A shared-memory system refers to an architecture in which multiple CPUs share a common memory space, i.e. every CPU can access the entire memory. The simplest scenario is a single workstation with a multi-core CPU where each core has access the same memory space. In terms of hardware, a shared-memory architecture is usually limited to a single computation node, which limits the total number of CPUs and memory which can be used. Although there exist supercomputers that facilitate a (logical) shared memory space distributed between many computation nodes, they are not widespread.
The advantage of a shared memory space is that no replication of data is required and data can be accessed/exchanged between different CPUs with little to no additional communication latency.

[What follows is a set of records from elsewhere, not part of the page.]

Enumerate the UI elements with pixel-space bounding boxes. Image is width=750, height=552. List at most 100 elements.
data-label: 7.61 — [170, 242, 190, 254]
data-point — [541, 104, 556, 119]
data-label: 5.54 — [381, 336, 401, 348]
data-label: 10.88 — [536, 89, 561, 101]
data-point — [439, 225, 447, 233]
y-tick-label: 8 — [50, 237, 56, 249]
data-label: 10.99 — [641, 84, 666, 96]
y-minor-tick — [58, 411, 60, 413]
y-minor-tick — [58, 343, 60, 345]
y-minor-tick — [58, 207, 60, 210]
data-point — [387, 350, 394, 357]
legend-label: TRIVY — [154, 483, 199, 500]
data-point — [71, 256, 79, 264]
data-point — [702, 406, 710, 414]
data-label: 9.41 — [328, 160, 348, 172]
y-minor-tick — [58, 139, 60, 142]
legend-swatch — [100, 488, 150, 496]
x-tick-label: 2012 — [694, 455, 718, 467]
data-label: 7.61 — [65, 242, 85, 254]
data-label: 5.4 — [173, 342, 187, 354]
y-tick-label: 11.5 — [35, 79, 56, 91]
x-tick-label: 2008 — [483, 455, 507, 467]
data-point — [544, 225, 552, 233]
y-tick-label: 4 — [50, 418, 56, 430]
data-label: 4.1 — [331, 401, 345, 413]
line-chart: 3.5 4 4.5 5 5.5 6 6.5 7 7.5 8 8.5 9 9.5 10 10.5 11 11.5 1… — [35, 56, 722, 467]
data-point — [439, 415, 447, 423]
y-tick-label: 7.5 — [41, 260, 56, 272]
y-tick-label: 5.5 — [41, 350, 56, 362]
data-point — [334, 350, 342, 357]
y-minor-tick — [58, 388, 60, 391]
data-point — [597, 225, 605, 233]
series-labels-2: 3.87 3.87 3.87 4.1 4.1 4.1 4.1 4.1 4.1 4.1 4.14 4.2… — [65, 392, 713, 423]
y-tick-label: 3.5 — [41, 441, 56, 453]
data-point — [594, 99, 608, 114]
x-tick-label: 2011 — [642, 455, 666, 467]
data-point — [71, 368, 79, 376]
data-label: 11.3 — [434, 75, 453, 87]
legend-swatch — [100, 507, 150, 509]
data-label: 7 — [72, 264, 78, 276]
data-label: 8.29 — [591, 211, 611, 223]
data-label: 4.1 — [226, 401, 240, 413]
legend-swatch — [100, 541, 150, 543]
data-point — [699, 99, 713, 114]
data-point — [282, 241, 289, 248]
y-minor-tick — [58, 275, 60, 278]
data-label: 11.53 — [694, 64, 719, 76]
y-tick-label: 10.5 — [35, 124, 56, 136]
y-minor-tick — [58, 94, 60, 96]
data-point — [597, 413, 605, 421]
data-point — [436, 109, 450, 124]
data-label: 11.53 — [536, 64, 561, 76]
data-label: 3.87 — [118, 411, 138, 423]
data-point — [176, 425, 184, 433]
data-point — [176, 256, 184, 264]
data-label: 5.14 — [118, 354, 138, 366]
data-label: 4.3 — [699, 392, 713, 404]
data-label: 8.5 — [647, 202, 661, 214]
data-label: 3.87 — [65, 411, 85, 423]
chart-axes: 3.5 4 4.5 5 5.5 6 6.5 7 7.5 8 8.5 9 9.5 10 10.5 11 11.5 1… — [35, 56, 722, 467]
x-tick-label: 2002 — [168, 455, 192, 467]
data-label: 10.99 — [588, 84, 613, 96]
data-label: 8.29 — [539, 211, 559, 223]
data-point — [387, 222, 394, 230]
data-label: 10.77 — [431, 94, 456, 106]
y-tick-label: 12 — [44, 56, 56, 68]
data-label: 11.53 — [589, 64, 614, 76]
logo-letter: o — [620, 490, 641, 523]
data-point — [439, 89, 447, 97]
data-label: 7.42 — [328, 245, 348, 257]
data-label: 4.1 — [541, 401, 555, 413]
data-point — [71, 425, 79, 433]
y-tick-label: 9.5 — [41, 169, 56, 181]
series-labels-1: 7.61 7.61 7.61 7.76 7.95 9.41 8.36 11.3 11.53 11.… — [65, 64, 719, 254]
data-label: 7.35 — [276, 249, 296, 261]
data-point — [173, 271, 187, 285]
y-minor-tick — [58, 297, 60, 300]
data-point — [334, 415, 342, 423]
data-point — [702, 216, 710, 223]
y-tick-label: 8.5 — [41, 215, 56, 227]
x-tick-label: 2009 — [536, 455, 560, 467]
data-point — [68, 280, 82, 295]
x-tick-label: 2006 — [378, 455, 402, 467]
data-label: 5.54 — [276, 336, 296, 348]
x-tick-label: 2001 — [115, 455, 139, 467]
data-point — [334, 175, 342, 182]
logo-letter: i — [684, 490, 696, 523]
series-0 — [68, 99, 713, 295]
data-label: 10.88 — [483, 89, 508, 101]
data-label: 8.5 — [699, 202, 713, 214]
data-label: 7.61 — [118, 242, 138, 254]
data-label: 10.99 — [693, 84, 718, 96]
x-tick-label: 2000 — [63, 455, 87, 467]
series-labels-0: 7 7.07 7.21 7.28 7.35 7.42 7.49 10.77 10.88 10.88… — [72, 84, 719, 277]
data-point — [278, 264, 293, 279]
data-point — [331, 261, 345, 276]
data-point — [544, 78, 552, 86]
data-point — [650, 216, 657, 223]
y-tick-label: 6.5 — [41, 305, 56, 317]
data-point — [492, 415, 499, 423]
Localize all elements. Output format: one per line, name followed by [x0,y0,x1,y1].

The disadvantage is that special care must be taken to avoid race conditions and that the computations of one CPU do not inadvertently affect the data/variables another CPU is using – the computations are not isolated.
The parallelization of code in a shared-memory architecture usually makes use of computation threads, which can be implemented with OpenMP [146], for instance. This allows a simple parallelization of for-loops and other control statements commonly used in programming.

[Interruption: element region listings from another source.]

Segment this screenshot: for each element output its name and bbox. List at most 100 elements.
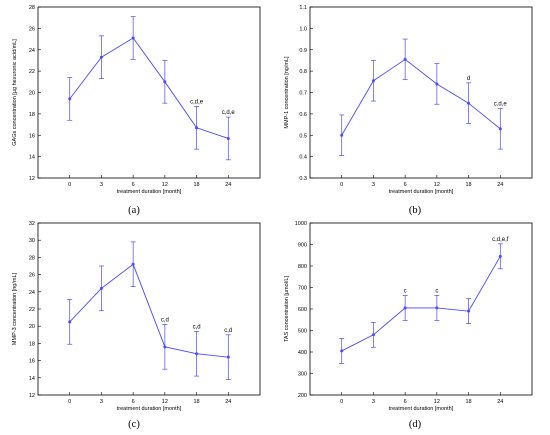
series-line [69, 263, 229, 358]
significance-label: c,d,e [190, 99, 204, 105]
data-point [68, 320, 72, 324]
x-tick-label: 24 [225, 182, 231, 188]
x-tick-label: 12 [434, 399, 440, 405]
y-tick-label: 0.5 [299, 133, 307, 139]
y-tick-label: 1.1 [299, 5, 307, 11]
y-tick-label: 16 [29, 359, 35, 365]
y-tick-label: 30 [29, 238, 35, 244]
y-tick-label: 26 [29, 26, 35, 32]
data-point [195, 352, 199, 356]
x-tick-label: 3 [100, 182, 103, 188]
data-point [99, 55, 103, 59]
data-point [403, 306, 407, 310]
significance-label: c,d,e,f [492, 237, 509, 243]
y-tick-label: 0.7 [299, 91, 307, 97]
plot-frame [37, 222, 261, 396]
x-tick-label: 24 [497, 399, 503, 405]
y-tick-label: 800 [298, 264, 307, 270]
data-point [403, 57, 407, 61]
y-tick-label: 0.6 [299, 112, 307, 118]
x-tick-label: 6 [404, 182, 407, 188]
x-axis-title: treatment duration [month] [117, 406, 182, 412]
y-tick-label: 24 [29, 48, 35, 54]
y-axis-title: GAGs concentration [µg hexuronic acid/mL… [12, 39, 18, 146]
y-tick-label: 22 [29, 69, 35, 75]
plot-frame [309, 6, 533, 179]
y-tick-label: 14 [29, 376, 35, 382]
panel-label: (d) [409, 419, 422, 430]
data-point [131, 262, 135, 266]
chart-panel-2: 0.3 0.4 0.5 0.6 0.7 0.8 0.9 1.0 1.1 0 3 6 12 18 24 trea… [284, 5, 533, 216]
data-point [340, 133, 344, 137]
x-axis-title: treatment duration [month] [389, 189, 454, 195]
x-tick-label: 0 [68, 399, 71, 405]
y-tick-label: 200 [298, 393, 307, 399]
x-tick-label: 24 [497, 182, 503, 188]
y-tick-label: 300 [298, 372, 307, 378]
y-tick-label: 32 [29, 221, 35, 227]
x-tick-label: 3 [100, 399, 103, 405]
significance-label: c [435, 288, 438, 294]
data-point [99, 286, 103, 290]
y-tick-label: 22 [29, 307, 35, 313]
panel-label: (a) [128, 205, 140, 216]
data-point [340, 349, 344, 353]
chart-panel-1: 12 14 16 18 20 22 24 26 28 0 3 6 12 18 24 treatment dur… [12, 5, 261, 216]
y-tick-label: 18 [29, 112, 35, 118]
significance-label: d [467, 76, 470, 82]
series-line [341, 58, 501, 136]
data-point [371, 333, 375, 337]
data-point [131, 36, 135, 40]
data-point [195, 126, 199, 130]
data-point [226, 136, 230, 140]
y-tick-label: 16 [29, 133, 35, 139]
y-tick-label: 900 [298, 243, 307, 249]
significance-label: c,d [224, 328, 232, 334]
y-tick-label: 600 [298, 307, 307, 313]
data-point [467, 309, 471, 313]
x-tick-label: 12 [434, 182, 440, 188]
x-tick-label: 12 [162, 182, 168, 188]
y-tick-label: 24 [29, 290, 35, 296]
x-tick-label: 18 [194, 182, 200, 188]
y-tick-label: 12 [29, 176, 35, 182]
y-tick-label: 0.3 [299, 176, 307, 182]
y-tick-label: 18 [29, 341, 35, 347]
significance-label: c [404, 288, 407, 294]
chart-panel-4: 200 300 400 500 600 700 800 900 1000 0 3 6 12 18 24 tre… [284, 221, 533, 430]
x-tick-label: 6 [132, 182, 135, 188]
data-point [163, 345, 167, 349]
x-tick-label: 6 [132, 399, 135, 405]
significance-label: c,d [193, 324, 201, 330]
data-point [371, 79, 375, 83]
data-point [435, 306, 439, 310]
data-point [498, 127, 502, 131]
y-tick-label: 1000 [295, 221, 307, 227]
series-line [341, 256, 501, 352]
data-point [435, 82, 439, 86]
data-point [467, 101, 471, 105]
y-tick-label: 26 [29, 273, 35, 279]
x-axis-title: treatment duration [month] [117, 189, 182, 195]
y-tick-label: 0.9 [299, 48, 307, 54]
y-axis-title: MMP-3 concentration [ng/mL] [12, 272, 18, 345]
panel-label: (c) [128, 419, 140, 430]
x-axis-title: treatment duration [month] [389, 406, 454, 412]
y-axis-title: MMP-1 concentration [ng/mL] [284, 56, 290, 129]
series-line [69, 37, 229, 139]
y-tick-label: 20 [29, 324, 35, 330]
x-tick-label: 6 [404, 399, 407, 405]
y-tick-label: 1.0 [299, 26, 307, 32]
x-tick-label: 18 [466, 399, 472, 405]
y-tick-label: 20 [29, 91, 35, 97]
x-tick-label: 3 [372, 399, 375, 405]
significance-label: c,d [161, 317, 169, 323]
chart-panel-3: 12 14 16 18 20 22 24 26 28 30 32 0 3 6 12 18 24 treatment… [12, 221, 261, 430]
x-tick-label: 18 [194, 399, 200, 405]
x-tick-label: 3 [372, 182, 375, 188]
y-tick-label: 12 [29, 393, 35, 399]
y-tick-label: 700 [298, 286, 307, 292]
y-tick-label: 14 [29, 155, 35, 161]
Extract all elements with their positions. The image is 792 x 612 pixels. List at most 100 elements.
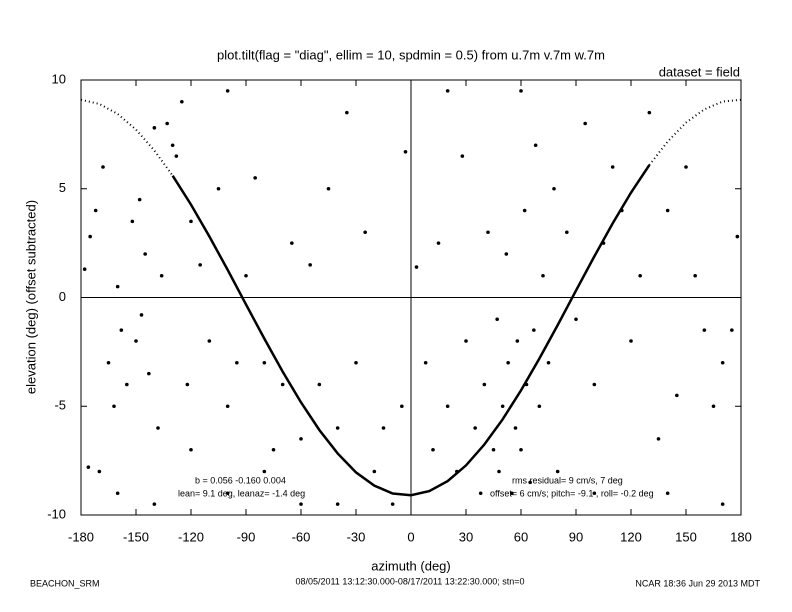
- data-point: [335, 502, 340, 506]
- data-point: [552, 186, 556, 191]
- data-point: [381, 426, 386, 430]
- data-point: [170, 143, 175, 148]
- y-tick-label: 5: [59, 180, 66, 195]
- data-point: [119, 328, 124, 332]
- x-tick-label: -150: [123, 529, 149, 544]
- data-point: [720, 502, 725, 506]
- chart-title: plot.tilt(flag = "diag", ellim = 10, spd…: [217, 47, 605, 62]
- data-point: [638, 273, 642, 278]
- data-point: [115, 491, 120, 496]
- footer: 08/05/2011 13:12:30.000-08/17/2011 13:22…: [295, 576, 524, 586]
- data-point: [504, 252, 509, 256]
- data-point: [363, 230, 367, 235]
- data-point: [464, 339, 468, 343]
- x-tick-label: -90: [237, 529, 256, 544]
- data-point: [532, 328, 536, 332]
- data-point: [372, 469, 377, 474]
- data-point: [537, 404, 542, 409]
- annotation: offset= 6 cm/s; pitch= -9.1 , roll= -0.2…: [490, 488, 654, 498]
- data-point: [299, 502, 303, 506]
- data-point: [403, 149, 408, 154]
- data-point: [299, 437, 303, 441]
- data-point: [592, 382, 597, 387]
- data-point: [702, 328, 707, 332]
- y-tick-label: -5: [54, 398, 66, 413]
- data-point: [156, 426, 160, 430]
- data-point: [143, 252, 147, 256]
- data-point: [473, 426, 477, 430]
- data-point: [486, 230, 490, 235]
- x-tick-label: -120: [178, 529, 204, 544]
- data-point: [583, 121, 587, 126]
- x-tick-label: 150: [675, 529, 697, 544]
- data-point: [253, 176, 257, 180]
- data-point: [345, 110, 349, 115]
- fit-curve: [80, 98, 174, 177]
- data-point: [720, 360, 725, 365]
- data-point: [436, 241, 441, 245]
- data-point: [244, 273, 248, 278]
- data-point: [225, 89, 230, 93]
- data-point: [317, 382, 322, 387]
- data-point: [460, 154, 465, 158]
- data-point: [497, 469, 501, 474]
- data-point: [280, 382, 285, 387]
- annotation: b = 0.056 -0.160 0.004: [195, 475, 286, 485]
- data-point: [711, 404, 716, 409]
- data-point: [390, 502, 395, 506]
- data-point: [629, 339, 633, 343]
- data-point: [198, 263, 202, 267]
- data-point: [414, 265, 419, 269]
- data-point: [125, 382, 129, 387]
- data-point: [308, 263, 312, 267]
- data-point: [152, 126, 157, 130]
- data-point: [101, 165, 105, 169]
- data-point: [513, 426, 518, 430]
- y-tick-label: -10: [47, 506, 66, 521]
- data-point: [400, 404, 404, 409]
- x-tick-label: 60: [514, 529, 528, 544]
- data-point: [207, 339, 212, 343]
- data-point: [225, 491, 230, 496]
- data-point: [574, 317, 578, 322]
- data-point: [93, 208, 98, 213]
- data-point: [137, 197, 142, 202]
- data-point: [185, 382, 190, 387]
- annotation: rms residual= 9 cm/s, 7 deg: [512, 475, 623, 485]
- data-point: [555, 469, 560, 474]
- annotation: lean= 9.1 deg, leanaz= -1.4 deg: [178, 488, 305, 498]
- data-point: [152, 502, 157, 506]
- data-point: [684, 165, 688, 169]
- data-point: [533, 143, 538, 148]
- data-point: [693, 273, 697, 278]
- data-point: [610, 165, 615, 169]
- data-point: [541, 273, 545, 278]
- y-tick-label: 0: [59, 289, 66, 304]
- data-point: [482, 382, 487, 387]
- fit-curve: [171, 164, 651, 497]
- data-point: [519, 447, 523, 452]
- data-point: [565, 230, 569, 235]
- data-point: [88, 234, 92, 239]
- data-point: [134, 339, 138, 343]
- x-tick-label: 90: [569, 529, 583, 544]
- fit-curve: [648, 98, 742, 166]
- data-point: [180, 99, 184, 104]
- data-point: [335, 426, 340, 430]
- data-point: [665, 491, 670, 496]
- data-point: [491, 447, 496, 452]
- data-point: [130, 219, 135, 224]
- y-tick-label: 10: [52, 71, 66, 86]
- data-point: [431, 447, 435, 452]
- data-point: [112, 404, 116, 409]
- data-point: [656, 437, 661, 441]
- x-tick-label: -180: [68, 529, 94, 544]
- data-point: [592, 491, 597, 496]
- data-point: [445, 89, 450, 93]
- data-point: [495, 317, 499, 322]
- data-point: [510, 491, 514, 496]
- data-point: [97, 469, 102, 474]
- data-point: [423, 360, 428, 365]
- data-point: [271, 447, 276, 452]
- data-point: [735, 234, 740, 239]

A distributed memory system refers to an architecture where each CPU has its own dedicated memory space, which cannot be directly accessed by other CPUs. Distributed memory systems are most common in large-scale supercomputers, which consist of multiple computation nodes connected by network interfaces. A distributed memory environment can also be emulated on a single workstation, where the same physical memory is logically separated.
The advantage of a distributed memory system is that vast computational resources can be utilized to solve problems which would otherwise be computationally intractable on a single node/workstation. The disadvantage is that the network interfaces are very slow (compared to the CPU-RAM bus) and communication to access data on other nodes is accompanied by a latency which can be a significant factor in the performance of parallel code.
The parallelization of code for distributed memory systems requires special consideration for the data structures and the timing of data communication. The communication of data between processes3 is commonly handled using the message passing interface (MPI) [147]. The programmer is forced to explicitly consider these aspects in the design of the algorithms, which makes the code more robust for scaling up to many CPUs.
The shared- and distributed-memory approaches can be combined to what is referred to as a hybrid system. One can, for instance, use parallelization by threads on a single node (shared memory) and use an MPI communication between the nodes (distributed memory). The optimal combination depends on the computational problem and the system on which it is run.
Accelerator cards are enjoying increased popularity in scientific computing as they offer significant raw computation power at low cost/energy. Examples of accelerator cards are dedicated graphical adapters, like the nVidia Tesla, or co-processors, like the Intel Xeon Phi. Accelerators are especially useful for problems where many calculations have to be performed with relatively little data; communication to obtain data is slow due to the limited bandwidth of the bus connecting the cards to the RAM.
Various frameworks are available for programming with accelerator cards in mind, like OpenCL.